I just got sued. Do I have to hire a lawyer?
Do you really need a lawyer? With a few exceptions discussed below, the question really should be: Is it worth it to hire a lawyer? Navigating the legal system can be time-consuming and confusing. You are almost always better off with a trained guide.
Do You Have a Choice?
If you are an individual, you can appear without a lawyer. But that means you will be forced to navigate the court system on your own, which can be difficult and intimidating. Before you consider that path, you should evaluate how much money is at stake and what the consequences will be of an adverse judgment against you.
If you have been charged with a crime, the government will appoint a lawyer to represent you if you cannot afford to hire one. It is hard to conceive of a situation where you would want to appear without a lawyer in a criminal matter, so the choice is use the appointed lawyer (if you qualify) or hire one.
If the lawsuit is against your company, then the company has to have a lawyer; a non-lawyer cannot represent a business in court in New York even if he or she is the owner.

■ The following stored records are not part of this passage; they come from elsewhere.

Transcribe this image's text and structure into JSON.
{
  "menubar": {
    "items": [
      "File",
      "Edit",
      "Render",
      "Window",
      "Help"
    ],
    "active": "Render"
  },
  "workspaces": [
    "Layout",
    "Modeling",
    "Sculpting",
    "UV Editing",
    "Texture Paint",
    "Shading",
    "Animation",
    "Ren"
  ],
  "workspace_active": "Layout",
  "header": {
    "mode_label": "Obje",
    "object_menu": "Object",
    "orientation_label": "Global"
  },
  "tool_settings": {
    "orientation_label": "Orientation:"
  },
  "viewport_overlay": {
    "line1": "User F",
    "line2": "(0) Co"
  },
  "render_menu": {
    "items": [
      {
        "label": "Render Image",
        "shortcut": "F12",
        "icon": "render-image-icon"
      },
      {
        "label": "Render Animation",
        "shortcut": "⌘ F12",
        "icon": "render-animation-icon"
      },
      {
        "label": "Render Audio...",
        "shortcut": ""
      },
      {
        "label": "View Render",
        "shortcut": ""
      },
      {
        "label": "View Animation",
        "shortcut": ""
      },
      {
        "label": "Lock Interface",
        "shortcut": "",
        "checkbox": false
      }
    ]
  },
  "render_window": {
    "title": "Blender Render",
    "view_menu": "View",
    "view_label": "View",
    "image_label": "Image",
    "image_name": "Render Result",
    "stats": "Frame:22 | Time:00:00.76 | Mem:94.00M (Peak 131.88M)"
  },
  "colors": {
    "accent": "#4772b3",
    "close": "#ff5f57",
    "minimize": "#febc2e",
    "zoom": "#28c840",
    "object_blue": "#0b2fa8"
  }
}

Evaluating the Cost of Hiring a Lawyer
Lawyers, particularly good, experienced lawyers, are not cheap. And they are particularly expensive in New York City, where we are located. Is it worth all that money to hire a lawyer? And what kind? Is it worth the extra money to hire a firm that specializes in business disputes?
As with all things, it depends. Here are some considerations:
How much is at stake? It makes little sense to spend more on a lawyer than a case is worth, unless you are concerned about setting a bad precedent that will cost you more later. Sometimes the question of setting a bad precedent can be very important. Something new lawyers at our firm used to do was represent a large corporate client in small claims court because the client wanted to enforce particular provisions in its service contracts. Even though we did many things to keep costs low, it almost always cost the client more to have us defend a suit than was at stake in the suit. But it was worth it to the client because it wanted to avoid setting a bad precedent regarding its contracts.
How complicated is the case? Sometimes (but less often than you would expect) business disputes are simple and straightforward and they do not require a firm like ours defend. More often, in our experience, it is false economy to hire a lawyer without the necessary experience to handle a complicated case.
Does the case involve an area involving special skills? Sometimes you need a lawyer with special skills or experience. I do not do matrimonial litigation. If people ask me about such representations, I refer them to lawyers I trust who specialize in matrimonial law. Better to not hire a lawyer who will learn on the job on your case (unless another issue, such as cost, leads you to this conclusion).
Of course, not every case involves specialized skills. For example, we typically do not represent debtors in consumer bankruptcy: that is a niche practice. On the other hand, we routinely represent creditors in bankruptcy proceedings, particularly those involving businesses, because the issues are not that different from those we encounter in regular commercial litigation. Similarly, we do not prosecute patents (that is, prepare applications to the US Patent Office to obtain a patent); that is a specialized practice. However, we litigate intellectual property licensing disputes, because those are, at their essence, contract disputes, a matter with which we have extensive experience.
Deciding whether to hire a lawyer and which lawyer to hire are hard decisions to make. We have extensive experience advising clients on this question, including, when appropriate, referring them to lawyers who can more suitably represent them.